Publié le par Les Médiaterre

100_0257.jpg Caroline BARRIERE, vice-présidente de la Communauté Urbaine de Strasbourg

Vous faites partie des nouvelles villes où se développe le projet Les Médiaterre. Qu'est-ce qui vous a motivé à vous y engager ?

Quand l’équipe d’Unis-Cité Strasbourg est venue nous présenter le projet Médiaterre, nous avons immédiatement saisi son intérêt majeur : à travers les jeunes volontaires, nous pourrions reprendre contact avec des personnes qui généralement restent en marge de toutes les actions que nous pouvons mener par ailleurs. En allant directement à domicile, les Médiaterre vont recréer du lien social dans les quartiers.
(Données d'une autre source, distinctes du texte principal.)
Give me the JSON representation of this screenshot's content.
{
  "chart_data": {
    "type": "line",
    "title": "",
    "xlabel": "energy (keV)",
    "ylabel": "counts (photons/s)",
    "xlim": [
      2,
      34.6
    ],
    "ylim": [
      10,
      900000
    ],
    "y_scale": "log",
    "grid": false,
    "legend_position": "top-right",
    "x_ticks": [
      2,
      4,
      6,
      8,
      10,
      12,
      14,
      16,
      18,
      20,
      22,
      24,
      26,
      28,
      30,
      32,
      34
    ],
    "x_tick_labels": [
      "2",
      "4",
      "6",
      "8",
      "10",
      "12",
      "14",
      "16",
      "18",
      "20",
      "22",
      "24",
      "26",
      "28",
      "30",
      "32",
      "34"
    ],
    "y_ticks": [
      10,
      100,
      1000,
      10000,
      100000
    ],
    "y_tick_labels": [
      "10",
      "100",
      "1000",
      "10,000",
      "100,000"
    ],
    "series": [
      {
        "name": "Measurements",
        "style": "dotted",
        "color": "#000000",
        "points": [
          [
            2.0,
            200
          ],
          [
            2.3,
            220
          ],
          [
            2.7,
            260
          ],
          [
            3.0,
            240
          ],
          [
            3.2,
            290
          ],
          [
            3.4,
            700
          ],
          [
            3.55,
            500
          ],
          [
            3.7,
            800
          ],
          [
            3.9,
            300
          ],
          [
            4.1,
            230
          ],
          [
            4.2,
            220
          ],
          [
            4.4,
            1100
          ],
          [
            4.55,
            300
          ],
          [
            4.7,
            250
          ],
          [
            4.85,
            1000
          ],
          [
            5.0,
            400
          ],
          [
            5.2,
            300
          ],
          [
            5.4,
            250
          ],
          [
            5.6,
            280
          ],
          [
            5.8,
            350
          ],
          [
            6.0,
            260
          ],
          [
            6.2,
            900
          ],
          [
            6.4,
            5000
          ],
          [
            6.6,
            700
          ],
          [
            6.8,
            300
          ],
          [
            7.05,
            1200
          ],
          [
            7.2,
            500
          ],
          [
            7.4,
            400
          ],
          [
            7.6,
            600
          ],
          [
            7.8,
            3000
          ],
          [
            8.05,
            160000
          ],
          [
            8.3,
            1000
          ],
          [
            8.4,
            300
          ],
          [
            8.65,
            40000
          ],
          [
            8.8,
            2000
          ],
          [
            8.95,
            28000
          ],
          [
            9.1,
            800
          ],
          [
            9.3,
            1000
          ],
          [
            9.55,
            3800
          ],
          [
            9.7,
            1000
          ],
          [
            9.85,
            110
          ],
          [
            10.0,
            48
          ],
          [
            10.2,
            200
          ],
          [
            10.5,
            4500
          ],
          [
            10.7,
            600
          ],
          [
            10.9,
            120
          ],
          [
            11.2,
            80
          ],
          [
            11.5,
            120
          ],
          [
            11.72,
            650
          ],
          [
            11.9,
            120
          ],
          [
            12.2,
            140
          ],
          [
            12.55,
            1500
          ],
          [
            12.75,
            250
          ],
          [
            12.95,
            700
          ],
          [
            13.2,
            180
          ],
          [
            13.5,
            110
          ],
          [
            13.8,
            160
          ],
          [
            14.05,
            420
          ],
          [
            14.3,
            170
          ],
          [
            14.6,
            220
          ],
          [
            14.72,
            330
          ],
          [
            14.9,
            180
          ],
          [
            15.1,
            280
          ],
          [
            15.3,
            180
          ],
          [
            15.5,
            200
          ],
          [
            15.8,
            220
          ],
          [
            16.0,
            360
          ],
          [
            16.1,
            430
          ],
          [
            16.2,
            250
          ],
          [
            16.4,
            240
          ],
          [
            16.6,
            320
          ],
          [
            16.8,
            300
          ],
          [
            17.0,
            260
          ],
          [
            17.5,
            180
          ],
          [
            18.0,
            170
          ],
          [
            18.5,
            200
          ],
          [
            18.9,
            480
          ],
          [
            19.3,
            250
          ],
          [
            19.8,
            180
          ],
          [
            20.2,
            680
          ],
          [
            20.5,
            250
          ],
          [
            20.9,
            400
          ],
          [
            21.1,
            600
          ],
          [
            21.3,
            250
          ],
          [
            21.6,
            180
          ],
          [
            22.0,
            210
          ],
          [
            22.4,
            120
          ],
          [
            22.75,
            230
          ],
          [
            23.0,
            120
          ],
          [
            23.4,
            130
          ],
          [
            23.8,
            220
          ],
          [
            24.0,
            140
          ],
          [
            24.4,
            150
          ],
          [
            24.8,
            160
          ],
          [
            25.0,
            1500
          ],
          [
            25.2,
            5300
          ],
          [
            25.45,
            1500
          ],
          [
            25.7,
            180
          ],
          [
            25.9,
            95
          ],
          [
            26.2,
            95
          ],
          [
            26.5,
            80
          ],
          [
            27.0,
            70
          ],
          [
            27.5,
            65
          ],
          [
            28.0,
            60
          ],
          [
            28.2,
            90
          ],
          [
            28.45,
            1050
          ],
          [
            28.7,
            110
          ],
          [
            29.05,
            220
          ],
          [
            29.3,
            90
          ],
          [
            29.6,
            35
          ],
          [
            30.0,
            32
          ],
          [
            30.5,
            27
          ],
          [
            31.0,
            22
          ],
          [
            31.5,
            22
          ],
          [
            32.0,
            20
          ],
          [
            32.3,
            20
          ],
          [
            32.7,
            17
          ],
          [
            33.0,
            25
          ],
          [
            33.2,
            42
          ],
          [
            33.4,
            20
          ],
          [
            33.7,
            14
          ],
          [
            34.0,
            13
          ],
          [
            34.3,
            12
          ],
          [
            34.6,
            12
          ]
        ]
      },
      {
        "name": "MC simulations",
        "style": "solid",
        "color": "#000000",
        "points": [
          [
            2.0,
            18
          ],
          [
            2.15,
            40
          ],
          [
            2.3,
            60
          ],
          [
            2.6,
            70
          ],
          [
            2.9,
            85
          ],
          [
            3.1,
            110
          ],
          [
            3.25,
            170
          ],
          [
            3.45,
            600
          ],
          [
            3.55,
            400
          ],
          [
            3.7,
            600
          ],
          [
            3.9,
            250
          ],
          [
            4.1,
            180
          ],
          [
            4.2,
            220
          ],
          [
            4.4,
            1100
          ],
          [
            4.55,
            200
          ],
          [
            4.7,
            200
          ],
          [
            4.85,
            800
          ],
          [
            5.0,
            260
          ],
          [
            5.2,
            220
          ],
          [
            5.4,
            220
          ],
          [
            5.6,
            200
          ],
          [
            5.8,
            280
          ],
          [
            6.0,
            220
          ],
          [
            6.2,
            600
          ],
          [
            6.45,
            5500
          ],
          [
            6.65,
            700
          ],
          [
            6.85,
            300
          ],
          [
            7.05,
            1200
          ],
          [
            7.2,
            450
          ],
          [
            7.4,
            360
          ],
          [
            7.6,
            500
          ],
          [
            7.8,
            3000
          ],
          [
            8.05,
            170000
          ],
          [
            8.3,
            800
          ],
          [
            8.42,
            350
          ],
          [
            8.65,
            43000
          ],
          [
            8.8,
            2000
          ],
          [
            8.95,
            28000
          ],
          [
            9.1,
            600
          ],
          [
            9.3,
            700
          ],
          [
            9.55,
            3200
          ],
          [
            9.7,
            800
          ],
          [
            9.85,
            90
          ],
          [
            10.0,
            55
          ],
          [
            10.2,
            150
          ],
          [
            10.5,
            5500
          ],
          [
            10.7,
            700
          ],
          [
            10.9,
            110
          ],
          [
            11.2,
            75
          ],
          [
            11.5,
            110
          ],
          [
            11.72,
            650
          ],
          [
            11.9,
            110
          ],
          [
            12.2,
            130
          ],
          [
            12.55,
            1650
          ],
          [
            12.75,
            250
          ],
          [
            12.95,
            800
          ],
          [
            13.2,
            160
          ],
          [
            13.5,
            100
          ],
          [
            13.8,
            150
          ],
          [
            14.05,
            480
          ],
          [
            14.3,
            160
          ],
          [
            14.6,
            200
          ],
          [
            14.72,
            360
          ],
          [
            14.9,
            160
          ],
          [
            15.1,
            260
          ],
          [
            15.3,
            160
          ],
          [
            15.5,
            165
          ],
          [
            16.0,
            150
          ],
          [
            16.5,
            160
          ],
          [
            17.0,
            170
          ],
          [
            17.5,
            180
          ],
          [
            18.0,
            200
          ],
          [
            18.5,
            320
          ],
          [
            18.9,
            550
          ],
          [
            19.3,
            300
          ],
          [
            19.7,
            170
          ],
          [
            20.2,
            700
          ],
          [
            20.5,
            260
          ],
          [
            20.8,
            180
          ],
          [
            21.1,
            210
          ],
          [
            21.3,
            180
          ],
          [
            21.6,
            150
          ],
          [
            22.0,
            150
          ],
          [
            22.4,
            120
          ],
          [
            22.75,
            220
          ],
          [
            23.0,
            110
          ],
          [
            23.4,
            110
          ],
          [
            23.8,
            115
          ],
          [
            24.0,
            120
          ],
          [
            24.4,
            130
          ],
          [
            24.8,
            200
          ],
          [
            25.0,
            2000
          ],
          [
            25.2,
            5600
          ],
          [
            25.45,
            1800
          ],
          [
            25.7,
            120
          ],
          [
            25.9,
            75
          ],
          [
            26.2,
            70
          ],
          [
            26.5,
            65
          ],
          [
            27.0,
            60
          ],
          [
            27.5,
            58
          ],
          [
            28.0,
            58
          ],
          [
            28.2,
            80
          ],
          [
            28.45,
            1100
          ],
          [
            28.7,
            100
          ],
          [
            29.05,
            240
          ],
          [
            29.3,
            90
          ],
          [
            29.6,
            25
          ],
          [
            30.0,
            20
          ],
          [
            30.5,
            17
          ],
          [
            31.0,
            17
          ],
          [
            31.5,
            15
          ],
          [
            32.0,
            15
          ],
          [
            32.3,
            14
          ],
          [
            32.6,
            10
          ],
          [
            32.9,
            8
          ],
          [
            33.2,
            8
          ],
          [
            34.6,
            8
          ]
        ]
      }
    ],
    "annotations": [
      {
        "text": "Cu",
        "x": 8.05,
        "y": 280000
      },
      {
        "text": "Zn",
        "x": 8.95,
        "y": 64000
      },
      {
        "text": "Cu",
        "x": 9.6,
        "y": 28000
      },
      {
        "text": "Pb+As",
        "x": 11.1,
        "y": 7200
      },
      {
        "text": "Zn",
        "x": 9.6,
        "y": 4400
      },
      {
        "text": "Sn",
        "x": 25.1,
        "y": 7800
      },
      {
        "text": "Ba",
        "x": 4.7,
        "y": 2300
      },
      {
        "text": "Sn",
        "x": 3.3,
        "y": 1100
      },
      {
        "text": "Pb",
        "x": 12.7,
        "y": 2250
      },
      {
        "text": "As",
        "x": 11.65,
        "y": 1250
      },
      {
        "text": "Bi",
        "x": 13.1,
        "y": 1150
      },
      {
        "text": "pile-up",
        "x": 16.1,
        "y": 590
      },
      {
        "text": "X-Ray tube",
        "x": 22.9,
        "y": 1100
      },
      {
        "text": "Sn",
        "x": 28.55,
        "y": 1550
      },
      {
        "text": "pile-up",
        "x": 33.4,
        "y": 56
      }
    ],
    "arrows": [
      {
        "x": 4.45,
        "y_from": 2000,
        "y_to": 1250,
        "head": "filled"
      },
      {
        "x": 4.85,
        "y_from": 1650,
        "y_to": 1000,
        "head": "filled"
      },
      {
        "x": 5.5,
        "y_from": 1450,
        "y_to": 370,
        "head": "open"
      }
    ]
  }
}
Sur la Communauté Urbaine de Strasbourg, huit Médiaterre interviennent dans les quartiers de Spach, Rotterdam et Cronenbourg. Ils travaillent sur les éco-gestes classiques (eau, électricité...) qui vont permettre aux habitants de faire des économies, mais nous avons choisi de faire avec eux un focus particulier sur le tri sélectif. En effet, ces dernières années, nous avons constaté une diminution de la qualité du tri sélectif dans les quartiers d’habitat collectif. Cette tendance s’est accélérée depuis 2 ou 3 ans et dans certains quartiers, on peut monter jusqu’à 25% d’erreurs de tri. La CUS de Strasbourg s’est engagée dans un plan de prévention des déchets qui vise à réduire de 7 à 10% la production de déchets d’ici 2015. Pour y parvenir, nous faisons appel aux Ambassadeurs du tri. Leur intervention auprès des habitants est nécessaire mais ponctuelle. L’intervention des Médiaterre apparaît comme complémentaire car elle se fait sur la durée et à domicile. Les Médiaterre vont être connus et reconnus dans les quartiers, et j’ai compris très vite qu’ils pourraient faire passer des messages qu’on ne peut pas faire passer en quelques minutes.

Quelle forme concrète prend votre soutien ?

La CUS apporte un soutien financier et s’implique dans la formation des volontaires. Nous les mettons en contact avec des professionnels de la communauté urbaine ou avec nos partenaires comme Eco-Emballage ou la Chambre de consommation d’Alsace.

Selon vous, que peuvent apporter des jeunes en Service Civique dans des quartiers d’habitat social ? Quelle est l'originalité de ces volontaires ?

Je suis vraiment séduite par la force de ces jeunes qui à un moment donné de leur vie ont décidé de s’impliquer. Leur motivation est hors-norme! Ce qui est beau c’est qu’ils sont venus pour donner, mais qu’eux-mêmes vont recevoir beaucoup. Sur le terrain, on voit déjà dans le contact qu’ils ont commencé à nouer avec les gens... Je suis convaincue que c’est comme ça que ça peut marcher. On pourrait faire toute la communication qu’on voudra, ce n’est que par le contact direct et par ces jeunes qu’on pourra toucher certaines personnes.